Objective. To evaluate the clinical efficacy and adverse reactions of bevacizumab plus radiochemotherapy in the treatment of advanced gastric cancer. Methods. Eighty-six eligible patients with gastric cancer treated in our institution from August 2019 to August 2020 were recruited and concurrently randomly assigned via the random number table method at a 1 : 1 ratio to receive neoadjuvant radiochemotherapy (control group) or bevacizumab (given on the first day of each course of neoadjuvant radiochemotherapy) plus neoadjuvant radiochemotherapy (study group) for 9 weeks (3 weeks as one course).
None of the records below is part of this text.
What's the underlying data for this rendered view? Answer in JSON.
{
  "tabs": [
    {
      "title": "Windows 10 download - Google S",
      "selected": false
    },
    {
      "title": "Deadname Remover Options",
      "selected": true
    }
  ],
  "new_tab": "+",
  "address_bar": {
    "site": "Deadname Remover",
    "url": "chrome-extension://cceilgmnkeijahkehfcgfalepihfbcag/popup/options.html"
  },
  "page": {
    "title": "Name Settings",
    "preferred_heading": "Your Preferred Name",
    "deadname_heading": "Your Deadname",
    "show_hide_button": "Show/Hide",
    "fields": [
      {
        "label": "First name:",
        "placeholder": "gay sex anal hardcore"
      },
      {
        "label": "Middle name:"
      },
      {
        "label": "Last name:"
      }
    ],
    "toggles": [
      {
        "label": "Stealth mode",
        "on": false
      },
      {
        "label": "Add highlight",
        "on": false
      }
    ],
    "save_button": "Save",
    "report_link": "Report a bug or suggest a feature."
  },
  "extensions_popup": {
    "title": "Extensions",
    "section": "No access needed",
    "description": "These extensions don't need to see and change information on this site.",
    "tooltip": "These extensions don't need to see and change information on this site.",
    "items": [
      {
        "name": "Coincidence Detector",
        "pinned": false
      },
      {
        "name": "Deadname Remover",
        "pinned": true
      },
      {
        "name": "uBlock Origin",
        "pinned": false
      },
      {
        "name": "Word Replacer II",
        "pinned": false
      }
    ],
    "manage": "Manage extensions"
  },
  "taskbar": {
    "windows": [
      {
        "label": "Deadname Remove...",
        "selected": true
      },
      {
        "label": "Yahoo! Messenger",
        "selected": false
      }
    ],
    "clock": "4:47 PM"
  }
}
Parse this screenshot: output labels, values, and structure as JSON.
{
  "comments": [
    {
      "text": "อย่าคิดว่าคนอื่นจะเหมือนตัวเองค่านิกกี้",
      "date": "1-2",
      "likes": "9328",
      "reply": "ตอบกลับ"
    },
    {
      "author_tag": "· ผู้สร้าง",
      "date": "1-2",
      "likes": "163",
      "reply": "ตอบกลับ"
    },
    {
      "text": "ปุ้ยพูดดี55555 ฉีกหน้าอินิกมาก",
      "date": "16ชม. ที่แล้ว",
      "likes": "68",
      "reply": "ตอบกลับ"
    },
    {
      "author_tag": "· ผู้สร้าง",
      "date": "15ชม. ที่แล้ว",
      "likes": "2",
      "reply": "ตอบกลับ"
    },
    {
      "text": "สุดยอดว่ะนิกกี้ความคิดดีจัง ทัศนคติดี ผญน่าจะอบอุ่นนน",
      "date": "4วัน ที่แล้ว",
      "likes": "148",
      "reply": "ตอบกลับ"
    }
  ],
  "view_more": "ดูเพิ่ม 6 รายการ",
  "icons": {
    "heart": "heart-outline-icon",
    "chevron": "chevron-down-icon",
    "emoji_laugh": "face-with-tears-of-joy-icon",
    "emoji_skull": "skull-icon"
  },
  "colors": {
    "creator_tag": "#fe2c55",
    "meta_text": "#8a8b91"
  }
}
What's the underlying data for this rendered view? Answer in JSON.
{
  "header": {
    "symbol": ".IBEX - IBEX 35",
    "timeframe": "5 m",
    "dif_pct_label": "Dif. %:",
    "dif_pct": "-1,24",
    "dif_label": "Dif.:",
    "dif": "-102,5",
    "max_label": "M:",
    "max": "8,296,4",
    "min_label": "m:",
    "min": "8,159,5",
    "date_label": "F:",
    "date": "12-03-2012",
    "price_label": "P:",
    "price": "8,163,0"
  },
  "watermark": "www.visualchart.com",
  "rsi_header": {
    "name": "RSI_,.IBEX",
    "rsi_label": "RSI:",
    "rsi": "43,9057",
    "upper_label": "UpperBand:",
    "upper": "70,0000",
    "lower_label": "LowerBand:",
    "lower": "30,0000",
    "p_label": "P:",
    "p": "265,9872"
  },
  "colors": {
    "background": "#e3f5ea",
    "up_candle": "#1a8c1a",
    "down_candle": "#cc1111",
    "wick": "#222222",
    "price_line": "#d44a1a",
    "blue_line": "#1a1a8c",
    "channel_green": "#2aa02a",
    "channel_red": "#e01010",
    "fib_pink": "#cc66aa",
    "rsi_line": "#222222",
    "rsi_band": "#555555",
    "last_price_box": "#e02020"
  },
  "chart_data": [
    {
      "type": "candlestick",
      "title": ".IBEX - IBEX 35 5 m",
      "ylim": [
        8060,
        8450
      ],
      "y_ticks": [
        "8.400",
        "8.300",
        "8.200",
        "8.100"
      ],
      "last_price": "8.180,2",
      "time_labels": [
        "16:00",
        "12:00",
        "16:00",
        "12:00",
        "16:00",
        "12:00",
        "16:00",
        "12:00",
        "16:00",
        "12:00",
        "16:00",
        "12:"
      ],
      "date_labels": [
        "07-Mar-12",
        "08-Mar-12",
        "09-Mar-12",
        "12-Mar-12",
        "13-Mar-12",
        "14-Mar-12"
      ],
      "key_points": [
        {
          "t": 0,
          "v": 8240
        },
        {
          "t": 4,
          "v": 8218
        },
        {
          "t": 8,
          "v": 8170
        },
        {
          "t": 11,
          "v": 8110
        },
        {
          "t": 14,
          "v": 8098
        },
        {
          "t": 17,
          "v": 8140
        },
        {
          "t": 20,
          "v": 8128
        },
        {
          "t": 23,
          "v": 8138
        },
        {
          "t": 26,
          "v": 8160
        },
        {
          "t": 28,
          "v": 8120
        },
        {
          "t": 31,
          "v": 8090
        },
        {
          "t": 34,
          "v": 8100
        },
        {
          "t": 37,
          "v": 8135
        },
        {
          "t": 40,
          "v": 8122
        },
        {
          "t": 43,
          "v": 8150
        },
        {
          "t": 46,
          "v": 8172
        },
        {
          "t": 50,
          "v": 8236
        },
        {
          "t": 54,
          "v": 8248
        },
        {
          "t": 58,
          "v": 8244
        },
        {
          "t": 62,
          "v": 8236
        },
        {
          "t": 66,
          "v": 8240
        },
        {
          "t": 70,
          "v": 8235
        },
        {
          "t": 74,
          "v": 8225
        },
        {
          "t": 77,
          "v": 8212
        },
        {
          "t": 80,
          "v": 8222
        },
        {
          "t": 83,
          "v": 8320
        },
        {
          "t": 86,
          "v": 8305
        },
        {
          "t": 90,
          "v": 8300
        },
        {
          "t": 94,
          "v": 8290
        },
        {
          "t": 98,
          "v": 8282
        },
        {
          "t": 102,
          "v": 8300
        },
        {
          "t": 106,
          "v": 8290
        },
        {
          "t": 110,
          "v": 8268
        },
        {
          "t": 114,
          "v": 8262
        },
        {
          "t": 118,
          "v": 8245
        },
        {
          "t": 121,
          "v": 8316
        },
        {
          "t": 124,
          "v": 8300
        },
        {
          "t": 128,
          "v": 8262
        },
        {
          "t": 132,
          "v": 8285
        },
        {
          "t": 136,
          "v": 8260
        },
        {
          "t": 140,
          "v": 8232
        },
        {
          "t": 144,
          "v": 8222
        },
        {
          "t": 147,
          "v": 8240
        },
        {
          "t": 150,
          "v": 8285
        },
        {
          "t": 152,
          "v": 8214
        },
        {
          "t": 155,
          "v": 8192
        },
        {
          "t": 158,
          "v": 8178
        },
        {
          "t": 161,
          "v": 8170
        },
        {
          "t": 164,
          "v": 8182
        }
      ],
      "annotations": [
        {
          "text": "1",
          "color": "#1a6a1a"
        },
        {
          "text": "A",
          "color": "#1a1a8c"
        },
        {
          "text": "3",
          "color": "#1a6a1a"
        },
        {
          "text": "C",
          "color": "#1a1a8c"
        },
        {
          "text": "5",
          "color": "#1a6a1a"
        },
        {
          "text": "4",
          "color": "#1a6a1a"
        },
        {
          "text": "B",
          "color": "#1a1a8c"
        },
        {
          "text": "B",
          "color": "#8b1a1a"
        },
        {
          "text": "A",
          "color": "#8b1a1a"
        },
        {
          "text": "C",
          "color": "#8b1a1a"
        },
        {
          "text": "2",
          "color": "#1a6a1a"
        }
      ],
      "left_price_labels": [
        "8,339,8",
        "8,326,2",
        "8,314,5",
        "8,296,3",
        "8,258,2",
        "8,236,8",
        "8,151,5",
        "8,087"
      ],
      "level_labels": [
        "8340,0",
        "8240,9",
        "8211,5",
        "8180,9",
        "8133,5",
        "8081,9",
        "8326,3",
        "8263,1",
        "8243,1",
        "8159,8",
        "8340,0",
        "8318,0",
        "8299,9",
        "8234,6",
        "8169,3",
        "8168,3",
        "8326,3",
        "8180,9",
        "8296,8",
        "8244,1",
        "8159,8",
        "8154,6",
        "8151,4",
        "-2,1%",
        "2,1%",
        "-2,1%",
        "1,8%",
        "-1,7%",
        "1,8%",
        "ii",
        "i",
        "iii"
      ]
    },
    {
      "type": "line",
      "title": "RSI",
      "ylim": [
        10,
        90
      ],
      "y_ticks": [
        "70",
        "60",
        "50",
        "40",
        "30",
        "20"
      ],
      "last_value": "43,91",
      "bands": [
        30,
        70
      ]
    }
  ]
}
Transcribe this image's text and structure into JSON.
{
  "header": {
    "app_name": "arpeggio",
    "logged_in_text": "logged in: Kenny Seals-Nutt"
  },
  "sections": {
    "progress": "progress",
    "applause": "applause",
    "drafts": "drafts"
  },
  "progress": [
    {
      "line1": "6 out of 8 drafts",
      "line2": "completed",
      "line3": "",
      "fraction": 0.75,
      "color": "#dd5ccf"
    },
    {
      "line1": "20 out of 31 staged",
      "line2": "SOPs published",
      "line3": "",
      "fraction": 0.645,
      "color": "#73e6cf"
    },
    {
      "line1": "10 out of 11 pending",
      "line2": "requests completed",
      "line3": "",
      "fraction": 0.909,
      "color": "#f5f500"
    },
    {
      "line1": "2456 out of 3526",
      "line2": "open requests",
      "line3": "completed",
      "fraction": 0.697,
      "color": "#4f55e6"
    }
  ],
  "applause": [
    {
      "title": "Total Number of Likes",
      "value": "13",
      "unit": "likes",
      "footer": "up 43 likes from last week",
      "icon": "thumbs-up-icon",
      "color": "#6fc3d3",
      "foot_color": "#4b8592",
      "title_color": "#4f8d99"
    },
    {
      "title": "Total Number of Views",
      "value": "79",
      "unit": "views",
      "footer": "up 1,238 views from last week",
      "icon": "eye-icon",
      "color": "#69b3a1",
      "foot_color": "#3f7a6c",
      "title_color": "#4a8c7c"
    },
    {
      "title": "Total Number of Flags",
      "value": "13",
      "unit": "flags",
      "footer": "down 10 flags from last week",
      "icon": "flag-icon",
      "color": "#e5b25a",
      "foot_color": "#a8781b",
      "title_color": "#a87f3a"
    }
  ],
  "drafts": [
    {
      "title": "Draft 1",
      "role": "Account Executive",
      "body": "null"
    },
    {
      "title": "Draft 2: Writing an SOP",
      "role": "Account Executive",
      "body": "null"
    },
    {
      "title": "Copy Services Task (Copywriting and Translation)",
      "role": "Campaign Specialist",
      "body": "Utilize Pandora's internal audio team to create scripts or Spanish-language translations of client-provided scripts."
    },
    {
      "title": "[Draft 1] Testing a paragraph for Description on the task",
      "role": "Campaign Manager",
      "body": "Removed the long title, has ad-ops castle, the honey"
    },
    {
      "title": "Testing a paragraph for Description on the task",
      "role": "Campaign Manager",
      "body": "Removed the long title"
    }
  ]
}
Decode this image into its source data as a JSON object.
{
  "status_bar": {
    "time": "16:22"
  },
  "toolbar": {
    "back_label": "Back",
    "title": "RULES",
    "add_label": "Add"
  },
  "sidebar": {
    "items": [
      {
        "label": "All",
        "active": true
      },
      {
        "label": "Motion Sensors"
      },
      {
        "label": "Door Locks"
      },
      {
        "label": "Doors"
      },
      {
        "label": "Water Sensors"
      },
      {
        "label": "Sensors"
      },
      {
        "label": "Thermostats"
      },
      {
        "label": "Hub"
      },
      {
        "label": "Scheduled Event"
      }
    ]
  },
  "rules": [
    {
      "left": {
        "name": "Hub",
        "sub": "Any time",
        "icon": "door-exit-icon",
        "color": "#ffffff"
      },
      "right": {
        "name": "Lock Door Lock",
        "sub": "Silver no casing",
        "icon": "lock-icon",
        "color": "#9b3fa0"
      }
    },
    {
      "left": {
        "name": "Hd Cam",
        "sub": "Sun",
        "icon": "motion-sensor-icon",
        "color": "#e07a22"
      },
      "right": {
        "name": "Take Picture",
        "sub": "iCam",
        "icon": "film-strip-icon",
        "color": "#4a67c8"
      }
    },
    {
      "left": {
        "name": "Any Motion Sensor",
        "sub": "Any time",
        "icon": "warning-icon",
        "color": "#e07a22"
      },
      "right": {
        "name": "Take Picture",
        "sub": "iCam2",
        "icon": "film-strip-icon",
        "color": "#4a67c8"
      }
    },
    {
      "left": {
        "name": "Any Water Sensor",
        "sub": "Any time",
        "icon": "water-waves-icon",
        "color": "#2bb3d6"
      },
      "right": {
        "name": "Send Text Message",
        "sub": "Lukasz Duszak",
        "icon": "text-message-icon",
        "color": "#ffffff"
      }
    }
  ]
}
Outcomes include the clinical efficacy and serum tumor marker levels before and after treatment. Patients in both groups were followed up for 12 months after treatment to obtain progression-free survival (PFS). Assessment of patients’ quality of survival was done by the Karnofsky performance score (KPS). The occurrence of adverse reactions in patients during treatment was monitored to evaluate the safety of the treatment protocol. Results. The research group outperformed the control group significantly in terms of total treatment efficiency ( P  < 0.05). After treatment, serum carcinoembryonic antigen (CEA) and glycoantigen 199 (CA199) levels were markedly reduced in both groups, with lower results observed in the research group ( P  < 0.05). The research group had a significantly longer median PFS than the control group (95% CI: 1.182–2.367, 1.132–2.469, P  < 0.05). A significantly higher improvement in quality of survival was observed in the research group than in the control group ( P  < 0.05). No significant intergroup differences in adverse reactions were reported, and no new safety signals were identified ( P  > 0.05). Conclusion. Bevacizumab potentiates the treatment outcomes for advanced gastric cancer by effectively attenuating the abnormalities of serum tumor marker levels and prolonging survival, with a high safety profile, in combination with radiochemotherapy versus radiochemotherapy alone.